What would happen if North Korea were to decide today to start marching south? Other than the 20,000(?) troops we have there now, could we get enough troops there to fight a war before 2004?
I agree we need to be more mobile, but at the same time, what do we do if a huge armor force (North Korea) invades another country. There is something very psychological about an M1A1...beyond the fact that it can get hit pretty dang hard and the crew survives, and it packs one heck of a punch.

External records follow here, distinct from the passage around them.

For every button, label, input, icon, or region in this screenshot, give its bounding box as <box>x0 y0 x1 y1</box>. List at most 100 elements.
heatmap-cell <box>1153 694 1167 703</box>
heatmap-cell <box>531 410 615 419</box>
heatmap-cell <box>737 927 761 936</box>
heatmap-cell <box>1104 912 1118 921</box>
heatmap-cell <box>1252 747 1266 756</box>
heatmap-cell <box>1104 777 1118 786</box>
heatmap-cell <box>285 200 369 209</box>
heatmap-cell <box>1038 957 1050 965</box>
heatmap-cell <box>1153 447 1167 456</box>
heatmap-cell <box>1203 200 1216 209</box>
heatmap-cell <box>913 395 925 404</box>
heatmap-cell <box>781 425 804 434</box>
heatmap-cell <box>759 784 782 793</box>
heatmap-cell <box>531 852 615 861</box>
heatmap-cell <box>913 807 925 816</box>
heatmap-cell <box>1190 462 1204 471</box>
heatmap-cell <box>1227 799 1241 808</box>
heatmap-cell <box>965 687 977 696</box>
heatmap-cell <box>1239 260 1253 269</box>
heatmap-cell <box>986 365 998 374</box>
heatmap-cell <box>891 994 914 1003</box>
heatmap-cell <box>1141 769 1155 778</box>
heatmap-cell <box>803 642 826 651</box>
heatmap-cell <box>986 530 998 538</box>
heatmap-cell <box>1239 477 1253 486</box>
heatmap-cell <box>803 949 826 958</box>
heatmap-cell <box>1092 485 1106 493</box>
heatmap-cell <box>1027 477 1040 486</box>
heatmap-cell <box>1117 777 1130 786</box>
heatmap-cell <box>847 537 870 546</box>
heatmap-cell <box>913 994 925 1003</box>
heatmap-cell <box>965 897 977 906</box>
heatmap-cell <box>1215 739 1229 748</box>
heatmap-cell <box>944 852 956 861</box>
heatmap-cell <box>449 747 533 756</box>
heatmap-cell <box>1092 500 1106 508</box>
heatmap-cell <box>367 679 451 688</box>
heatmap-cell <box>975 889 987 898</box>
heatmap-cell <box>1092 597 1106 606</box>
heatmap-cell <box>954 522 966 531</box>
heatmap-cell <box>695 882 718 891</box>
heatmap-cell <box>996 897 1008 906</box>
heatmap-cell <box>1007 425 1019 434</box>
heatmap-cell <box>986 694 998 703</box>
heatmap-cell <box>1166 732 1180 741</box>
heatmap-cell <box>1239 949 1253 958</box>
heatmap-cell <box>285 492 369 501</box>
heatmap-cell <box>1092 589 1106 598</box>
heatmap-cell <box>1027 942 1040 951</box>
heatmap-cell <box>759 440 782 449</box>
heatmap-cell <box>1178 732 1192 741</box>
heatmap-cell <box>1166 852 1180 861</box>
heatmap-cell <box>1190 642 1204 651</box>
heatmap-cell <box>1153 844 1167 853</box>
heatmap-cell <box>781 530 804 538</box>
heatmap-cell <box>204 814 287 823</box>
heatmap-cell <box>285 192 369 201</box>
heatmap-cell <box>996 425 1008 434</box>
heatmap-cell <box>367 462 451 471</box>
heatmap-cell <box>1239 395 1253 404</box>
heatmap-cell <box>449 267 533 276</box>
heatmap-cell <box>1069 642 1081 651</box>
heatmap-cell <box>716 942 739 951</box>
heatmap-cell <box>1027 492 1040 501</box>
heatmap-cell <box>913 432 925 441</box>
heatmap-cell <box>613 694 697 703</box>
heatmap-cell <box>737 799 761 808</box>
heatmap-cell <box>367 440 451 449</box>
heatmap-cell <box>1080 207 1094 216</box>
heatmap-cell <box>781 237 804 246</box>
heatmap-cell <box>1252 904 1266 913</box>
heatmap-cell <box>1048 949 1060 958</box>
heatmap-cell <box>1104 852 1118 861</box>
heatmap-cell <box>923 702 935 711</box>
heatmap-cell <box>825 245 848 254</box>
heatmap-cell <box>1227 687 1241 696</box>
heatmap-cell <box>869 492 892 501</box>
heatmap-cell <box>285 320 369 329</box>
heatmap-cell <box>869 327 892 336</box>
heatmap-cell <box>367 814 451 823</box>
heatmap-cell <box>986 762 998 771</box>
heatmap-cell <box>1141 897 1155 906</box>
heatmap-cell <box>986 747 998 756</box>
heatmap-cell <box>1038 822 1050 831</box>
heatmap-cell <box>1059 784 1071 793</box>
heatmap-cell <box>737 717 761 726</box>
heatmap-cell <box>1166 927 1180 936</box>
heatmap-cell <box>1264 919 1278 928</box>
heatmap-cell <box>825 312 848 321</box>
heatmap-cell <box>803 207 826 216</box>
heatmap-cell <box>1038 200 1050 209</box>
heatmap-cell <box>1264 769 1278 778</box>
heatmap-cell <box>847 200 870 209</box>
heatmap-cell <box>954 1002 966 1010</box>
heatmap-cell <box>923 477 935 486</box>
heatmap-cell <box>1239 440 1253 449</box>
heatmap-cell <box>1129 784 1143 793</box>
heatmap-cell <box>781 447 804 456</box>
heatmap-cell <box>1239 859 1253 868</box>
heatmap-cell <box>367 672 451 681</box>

Bradleys, LTVP 7's and the like do not hold up under armor attacks. Heavy tanks do.
But like I said, I agree with your assessment. We need highly deployable systems, but my fear is that we will do this at the expense of heavy systems, not in addition to.
As far as the North Korea situation; North Korea does not have the logistical genius, the resources, or the will to invade and conquer the South. They can invade, but they could never conquer. Yes we would need to respond quickly. But we would also need to respond heavy. I hope we can find the happy medium of these two.
I left in '97 and it was one of the hardest things that I have had to live with. I would be retired in 7 years if I had stayed!
I watched the military go from an amazing state of readiness after the Reagan years to an absolute joke under Clinton. I saw so many excellent soldiers get out! Thankfully, many excellent soldiers also stayed in.
Everytime I think of my time in the Army...I am disgusted by the thought of Clinton.
Perhaps he didn't like what he saw because these generals were Clinton patsies.